Yukarıda bahsettiğimiz Ethereum’un “mevcut durumunun” öncesinde yapılmış milyonlarca işlem vardır. Bu işlemler “bloklar” halinde gruplandırılmıştır. Bir blok bir dizi işlem içerir ve aynı zamanda her blok bir önceki blokla birlikte zincirlenmiştir.
Mevcut durumdan bir sonraki duruma geçebilmek için bir işlemin “geçerli” olması gerekir. İşlemler, geçerli sayılabilmeleri için “madencilik” olarak bilinen bir doğrulama sürecinden geçmelidirler. Madencilik, bir grup düğümün (yani bilgisayarın) geçerli işlemlerden oluşacak bir blok üretmek hesaplama kaynaklarını harcamasına verilen isimdir.
Ağ üzerinde kendini “madenci” olarak ilan eden herhangi bir düğüm bir blok oluşturmayı ve doğrulamayı deneyebilir. Dünyanın dört bir yanından çok sayıda madenci aynı anda bir blok oluşturmaya ve onu doğrulamaya çalışır. Her madenci, blockchaine bir blok gönderirken matematiksel bir “kanıt” sunar ve bu kanıt bir garanti rolü oynar. “Kanıt varsa, blok geçerli olmalıdır.”
Bir bloğun ana blockchaine eklenebilmesi için madencinin bu bloğu diğer madencilerden daha hızlı kanıtlaması gerekir. Bir madencinin matematiksel bir kanıt sunarak her bloğu doğrulama süreci “iş kanıtı” (proof of work) olarak bilinir.
Yeni bir bloğu doğrulamayı başaran bir madenci, bu işi yaptığı için belirli bir değerle ödüllendirilir.

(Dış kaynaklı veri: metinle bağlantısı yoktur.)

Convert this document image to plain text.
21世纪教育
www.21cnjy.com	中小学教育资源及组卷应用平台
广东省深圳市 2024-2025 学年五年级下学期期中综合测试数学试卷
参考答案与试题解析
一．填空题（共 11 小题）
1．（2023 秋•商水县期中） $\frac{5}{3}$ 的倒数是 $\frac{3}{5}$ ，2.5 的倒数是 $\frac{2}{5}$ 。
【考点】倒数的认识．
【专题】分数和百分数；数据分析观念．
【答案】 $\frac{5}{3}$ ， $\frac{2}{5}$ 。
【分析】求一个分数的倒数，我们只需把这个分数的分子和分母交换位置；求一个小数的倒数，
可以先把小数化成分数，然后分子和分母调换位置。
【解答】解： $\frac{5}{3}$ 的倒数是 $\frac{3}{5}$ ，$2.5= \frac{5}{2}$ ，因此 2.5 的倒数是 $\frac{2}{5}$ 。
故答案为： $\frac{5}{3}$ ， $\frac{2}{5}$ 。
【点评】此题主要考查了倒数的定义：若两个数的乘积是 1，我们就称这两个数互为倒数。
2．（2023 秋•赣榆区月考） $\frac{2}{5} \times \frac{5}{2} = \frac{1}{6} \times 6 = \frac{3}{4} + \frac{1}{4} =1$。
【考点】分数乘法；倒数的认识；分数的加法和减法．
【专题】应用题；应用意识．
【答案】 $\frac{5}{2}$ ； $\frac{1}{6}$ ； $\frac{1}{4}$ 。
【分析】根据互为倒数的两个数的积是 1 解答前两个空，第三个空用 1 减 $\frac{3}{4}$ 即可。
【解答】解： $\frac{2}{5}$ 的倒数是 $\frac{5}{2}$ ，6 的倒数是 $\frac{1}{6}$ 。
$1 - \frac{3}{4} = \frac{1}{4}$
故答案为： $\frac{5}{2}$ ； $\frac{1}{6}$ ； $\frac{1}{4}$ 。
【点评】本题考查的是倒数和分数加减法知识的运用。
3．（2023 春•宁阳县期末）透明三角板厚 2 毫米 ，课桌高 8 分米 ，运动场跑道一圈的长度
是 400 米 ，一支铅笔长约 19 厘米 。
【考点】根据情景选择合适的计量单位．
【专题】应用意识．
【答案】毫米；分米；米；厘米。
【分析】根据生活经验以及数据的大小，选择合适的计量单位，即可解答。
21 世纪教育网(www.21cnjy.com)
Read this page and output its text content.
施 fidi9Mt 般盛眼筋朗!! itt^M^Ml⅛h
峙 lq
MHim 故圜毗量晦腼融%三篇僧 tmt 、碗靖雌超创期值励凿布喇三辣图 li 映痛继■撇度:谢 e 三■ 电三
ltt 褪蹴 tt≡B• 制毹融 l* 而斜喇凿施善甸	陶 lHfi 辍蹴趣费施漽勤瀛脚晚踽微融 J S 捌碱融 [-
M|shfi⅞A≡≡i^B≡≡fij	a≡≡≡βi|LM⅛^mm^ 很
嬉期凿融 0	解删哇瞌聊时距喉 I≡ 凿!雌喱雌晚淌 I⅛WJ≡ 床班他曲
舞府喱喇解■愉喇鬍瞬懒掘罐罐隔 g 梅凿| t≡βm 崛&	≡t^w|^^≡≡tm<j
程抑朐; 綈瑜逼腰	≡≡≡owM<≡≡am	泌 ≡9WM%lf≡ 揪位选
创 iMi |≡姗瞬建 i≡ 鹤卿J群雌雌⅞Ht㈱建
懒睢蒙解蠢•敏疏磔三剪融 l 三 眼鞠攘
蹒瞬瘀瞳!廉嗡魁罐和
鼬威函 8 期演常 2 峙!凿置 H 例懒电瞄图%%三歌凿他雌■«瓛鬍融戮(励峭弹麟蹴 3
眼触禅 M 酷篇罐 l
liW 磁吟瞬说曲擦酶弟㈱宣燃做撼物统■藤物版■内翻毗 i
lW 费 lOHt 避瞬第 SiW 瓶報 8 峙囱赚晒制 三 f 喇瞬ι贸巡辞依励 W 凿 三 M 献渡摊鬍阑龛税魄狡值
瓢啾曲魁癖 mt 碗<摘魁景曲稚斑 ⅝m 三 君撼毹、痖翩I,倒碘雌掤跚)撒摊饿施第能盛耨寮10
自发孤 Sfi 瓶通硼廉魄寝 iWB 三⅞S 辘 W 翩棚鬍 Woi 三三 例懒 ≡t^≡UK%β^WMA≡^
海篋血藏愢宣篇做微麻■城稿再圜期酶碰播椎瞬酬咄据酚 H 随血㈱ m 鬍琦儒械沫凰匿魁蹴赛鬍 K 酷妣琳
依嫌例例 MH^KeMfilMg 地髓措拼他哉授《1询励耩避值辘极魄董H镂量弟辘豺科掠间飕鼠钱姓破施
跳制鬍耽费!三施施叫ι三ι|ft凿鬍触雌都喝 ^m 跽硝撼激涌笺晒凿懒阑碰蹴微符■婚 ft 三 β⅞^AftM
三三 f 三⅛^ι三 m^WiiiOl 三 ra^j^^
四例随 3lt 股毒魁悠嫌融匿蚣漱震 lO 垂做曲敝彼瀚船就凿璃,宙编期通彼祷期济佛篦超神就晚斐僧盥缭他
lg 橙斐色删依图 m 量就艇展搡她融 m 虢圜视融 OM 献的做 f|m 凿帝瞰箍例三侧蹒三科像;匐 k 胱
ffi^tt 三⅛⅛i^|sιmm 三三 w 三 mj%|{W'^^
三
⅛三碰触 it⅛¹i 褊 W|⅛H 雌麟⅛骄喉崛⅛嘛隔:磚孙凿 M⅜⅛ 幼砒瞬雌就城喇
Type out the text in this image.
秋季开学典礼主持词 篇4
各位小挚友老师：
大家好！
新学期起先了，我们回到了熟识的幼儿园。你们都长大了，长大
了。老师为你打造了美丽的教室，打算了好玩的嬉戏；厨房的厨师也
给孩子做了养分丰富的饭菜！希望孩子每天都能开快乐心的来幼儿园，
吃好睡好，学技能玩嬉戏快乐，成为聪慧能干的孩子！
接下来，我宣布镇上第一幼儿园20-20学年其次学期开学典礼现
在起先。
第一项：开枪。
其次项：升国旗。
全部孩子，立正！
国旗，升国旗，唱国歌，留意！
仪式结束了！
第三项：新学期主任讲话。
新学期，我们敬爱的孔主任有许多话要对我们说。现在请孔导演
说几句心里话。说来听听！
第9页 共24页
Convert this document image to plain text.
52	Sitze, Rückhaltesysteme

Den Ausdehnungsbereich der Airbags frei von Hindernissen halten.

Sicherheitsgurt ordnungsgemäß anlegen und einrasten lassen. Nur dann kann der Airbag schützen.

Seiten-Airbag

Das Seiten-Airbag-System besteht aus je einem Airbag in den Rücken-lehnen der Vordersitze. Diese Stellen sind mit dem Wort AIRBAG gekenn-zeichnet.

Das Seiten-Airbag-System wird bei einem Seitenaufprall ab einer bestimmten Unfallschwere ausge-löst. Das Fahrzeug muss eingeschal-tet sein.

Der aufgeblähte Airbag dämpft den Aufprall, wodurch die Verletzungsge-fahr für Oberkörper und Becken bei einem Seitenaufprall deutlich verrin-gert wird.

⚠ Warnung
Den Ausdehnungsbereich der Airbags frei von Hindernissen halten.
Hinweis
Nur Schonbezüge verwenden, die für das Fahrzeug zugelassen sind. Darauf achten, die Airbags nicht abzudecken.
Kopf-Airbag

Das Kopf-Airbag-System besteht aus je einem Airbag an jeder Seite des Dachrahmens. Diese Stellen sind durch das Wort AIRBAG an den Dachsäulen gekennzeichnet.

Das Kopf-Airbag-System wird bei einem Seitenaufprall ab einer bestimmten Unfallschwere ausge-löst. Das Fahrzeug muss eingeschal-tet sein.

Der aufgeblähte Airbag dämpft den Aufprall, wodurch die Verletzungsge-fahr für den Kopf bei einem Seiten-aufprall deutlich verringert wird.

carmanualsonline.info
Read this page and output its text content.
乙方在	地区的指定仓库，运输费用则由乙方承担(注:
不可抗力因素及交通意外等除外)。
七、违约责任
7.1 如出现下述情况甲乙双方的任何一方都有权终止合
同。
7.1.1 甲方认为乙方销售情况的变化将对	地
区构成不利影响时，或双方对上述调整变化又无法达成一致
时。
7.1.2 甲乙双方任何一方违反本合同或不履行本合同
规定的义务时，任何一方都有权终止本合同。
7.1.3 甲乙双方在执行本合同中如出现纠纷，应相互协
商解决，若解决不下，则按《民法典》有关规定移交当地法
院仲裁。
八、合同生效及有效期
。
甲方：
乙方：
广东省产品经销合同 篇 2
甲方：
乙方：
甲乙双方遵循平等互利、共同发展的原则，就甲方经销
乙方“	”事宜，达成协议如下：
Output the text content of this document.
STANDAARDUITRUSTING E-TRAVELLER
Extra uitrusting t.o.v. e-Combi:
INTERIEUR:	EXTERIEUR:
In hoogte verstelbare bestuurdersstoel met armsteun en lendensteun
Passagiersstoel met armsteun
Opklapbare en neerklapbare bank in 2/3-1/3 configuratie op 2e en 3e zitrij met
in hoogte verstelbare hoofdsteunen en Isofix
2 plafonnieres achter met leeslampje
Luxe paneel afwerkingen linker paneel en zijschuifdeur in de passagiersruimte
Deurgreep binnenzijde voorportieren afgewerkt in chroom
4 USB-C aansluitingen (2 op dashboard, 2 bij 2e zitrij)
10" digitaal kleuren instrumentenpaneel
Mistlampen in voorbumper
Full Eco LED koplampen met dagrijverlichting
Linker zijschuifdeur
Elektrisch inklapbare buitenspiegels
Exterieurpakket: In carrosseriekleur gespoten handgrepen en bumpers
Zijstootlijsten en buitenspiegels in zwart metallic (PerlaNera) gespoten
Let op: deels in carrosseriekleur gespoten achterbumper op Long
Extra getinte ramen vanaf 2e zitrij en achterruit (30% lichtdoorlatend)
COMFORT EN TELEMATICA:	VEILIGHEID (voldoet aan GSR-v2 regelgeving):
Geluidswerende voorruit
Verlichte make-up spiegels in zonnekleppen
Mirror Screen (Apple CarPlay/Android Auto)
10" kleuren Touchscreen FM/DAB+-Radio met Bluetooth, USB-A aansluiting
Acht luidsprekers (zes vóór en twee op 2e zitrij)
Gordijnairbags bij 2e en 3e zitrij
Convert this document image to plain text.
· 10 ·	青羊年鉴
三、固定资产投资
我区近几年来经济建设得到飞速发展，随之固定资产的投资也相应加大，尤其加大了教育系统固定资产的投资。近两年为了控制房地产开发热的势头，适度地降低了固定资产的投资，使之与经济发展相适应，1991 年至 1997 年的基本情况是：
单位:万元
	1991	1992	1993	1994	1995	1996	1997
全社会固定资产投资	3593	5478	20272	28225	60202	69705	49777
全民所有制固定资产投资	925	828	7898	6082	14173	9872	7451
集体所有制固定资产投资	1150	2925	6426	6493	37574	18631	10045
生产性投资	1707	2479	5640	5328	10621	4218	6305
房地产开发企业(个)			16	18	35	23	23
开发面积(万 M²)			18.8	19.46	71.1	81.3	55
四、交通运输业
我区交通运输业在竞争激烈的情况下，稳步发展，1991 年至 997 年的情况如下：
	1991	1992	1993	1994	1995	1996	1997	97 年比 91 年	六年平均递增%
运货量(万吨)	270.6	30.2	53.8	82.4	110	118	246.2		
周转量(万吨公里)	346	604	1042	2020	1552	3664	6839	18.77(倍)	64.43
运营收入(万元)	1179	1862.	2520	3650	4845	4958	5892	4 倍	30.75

Peki nedir bu değer? “Ether”. Ethereum blockchaini, “Ether” adı verilen kendine özgü bir dijital token kullanır. Bir madenci bir bloğu her kanıtladığında yeni Ether tokenları üretilir ve madenci bu tokenlarla ödüllendirilir.
Peki herkesin tek bir blockchaine bağlı kalması nasıl garantileniyor? Ya bir grup madenci kendi blockchainini üretmeye karar verir ve sistemi manipüle etmeye çalışırsa? Bunun yaşanmayacağından nasıl emin olabiliriz?
Daha önce bir blockchaini durum-paylaşımlı, kriptografik olarak güvenli, işlemsel-tekil makine olarak tanımlamıştık. Bu tanımdan yola çıkarak da “mevcut durumun” herkes tarafından kabul edilmesi gereken tek bir gerçek olduğunu açıklamıştık. Bu durumda birden fazla duruma (ya da zincire) sahip olmak tüm sistemi mahveder çünkü hangi durumun doğru olduğu konusunda bir uzlaşmaya varmak imkansızdır. Zincirler herhangi bir şekilde birbirinden ayrılırsa bir zincirde 10, diğerinde 20 ve bir başkasında 40 coin’e sahip olabilirsiniz. Bu senaryoda, hangi zincirin geçerli olduğunu belirlemenin bir yolu olmayacaktır.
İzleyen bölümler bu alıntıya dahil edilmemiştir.